それはひとり世の荒波に放り出されてからの自分を否定することになるんだけど、力を手にし相当につらい思いをした、彼女自身は物静かな気の弱い娘。
か弱いけどしたたかな女。
 その決意がいくつもの別れにつながることを知りながら、それでも彼女は選んだ。

「…さて、ネメアは見知らぬ土地に旅立つそうです。
 あなたはどうしますか、シルマリル?」

 そう猫屋敷の賢者殿に問われたシルマリルが顔を上げる。
それぞれに運命をともにした戦友たちは、それぞれの望む場所へと旅立ち、戻っていった。――――ただひとりをのぞいて。
「…と、その前に、ベルゼーヴァはネメアは追わないということでしたね。
 エンシャントへお送りします、それでは、ごきげんよう」
「待ってくれ。私は彼女と話がしたい。」
 凛とした冷徹な声に、シルマリルがびくんと肩を跳ねさせた。
おそるおそる彼女が怯える小動物の眼差しを声が聞こえた方に向けると、やっぱり彼が見つめていた。
思わずシルマリルはその視線から逃げるみたいに目をそらしたけど、多分彼はその目をそらした横顔すらも凝視しているのだろう。…そういう男だと、何度も痛感してる。

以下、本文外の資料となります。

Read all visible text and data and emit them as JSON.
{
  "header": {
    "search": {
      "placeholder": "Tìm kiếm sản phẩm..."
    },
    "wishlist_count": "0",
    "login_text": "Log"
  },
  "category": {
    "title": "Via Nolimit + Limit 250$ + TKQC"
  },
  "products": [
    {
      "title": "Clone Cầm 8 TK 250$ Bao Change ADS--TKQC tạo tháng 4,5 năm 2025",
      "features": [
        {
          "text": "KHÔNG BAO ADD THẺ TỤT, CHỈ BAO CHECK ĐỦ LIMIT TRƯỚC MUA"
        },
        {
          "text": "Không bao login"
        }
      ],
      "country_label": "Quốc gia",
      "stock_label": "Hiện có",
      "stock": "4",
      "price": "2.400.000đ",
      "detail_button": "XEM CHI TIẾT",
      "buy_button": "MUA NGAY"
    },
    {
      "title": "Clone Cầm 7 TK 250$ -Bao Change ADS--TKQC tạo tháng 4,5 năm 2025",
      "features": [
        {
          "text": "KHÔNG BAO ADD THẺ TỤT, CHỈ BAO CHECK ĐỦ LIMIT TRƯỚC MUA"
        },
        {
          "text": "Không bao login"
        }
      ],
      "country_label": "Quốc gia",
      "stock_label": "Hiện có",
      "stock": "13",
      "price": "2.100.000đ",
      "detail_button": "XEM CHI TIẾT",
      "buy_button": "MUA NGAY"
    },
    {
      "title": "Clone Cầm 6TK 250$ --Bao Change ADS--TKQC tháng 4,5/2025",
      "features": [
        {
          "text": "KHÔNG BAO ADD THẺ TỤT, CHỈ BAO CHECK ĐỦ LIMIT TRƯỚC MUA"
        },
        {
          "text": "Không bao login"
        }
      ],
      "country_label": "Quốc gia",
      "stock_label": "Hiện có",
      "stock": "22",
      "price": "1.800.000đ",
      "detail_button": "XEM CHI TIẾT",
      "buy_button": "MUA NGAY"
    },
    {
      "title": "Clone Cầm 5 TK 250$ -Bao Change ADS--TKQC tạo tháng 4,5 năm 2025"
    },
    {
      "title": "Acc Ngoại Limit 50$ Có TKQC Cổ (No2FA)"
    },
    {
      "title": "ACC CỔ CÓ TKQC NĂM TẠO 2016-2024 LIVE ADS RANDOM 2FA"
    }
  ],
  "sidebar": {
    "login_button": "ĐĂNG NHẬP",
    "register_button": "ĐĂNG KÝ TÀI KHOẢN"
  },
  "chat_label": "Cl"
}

 ディンガルの若き宰相閣下は、敵対関係にあったロストールでも噂の美姫・ノーブル伯にずいぶんとご執心。それはシルマリルも痛感している。彼のノーブル伯捕獲命令が飛んでいたとかで戦場を荒くれどもに「ノーブル伯・シルマリル=リューガ」がどれだけ追い回されたか、その恐怖は今でも忘れてない。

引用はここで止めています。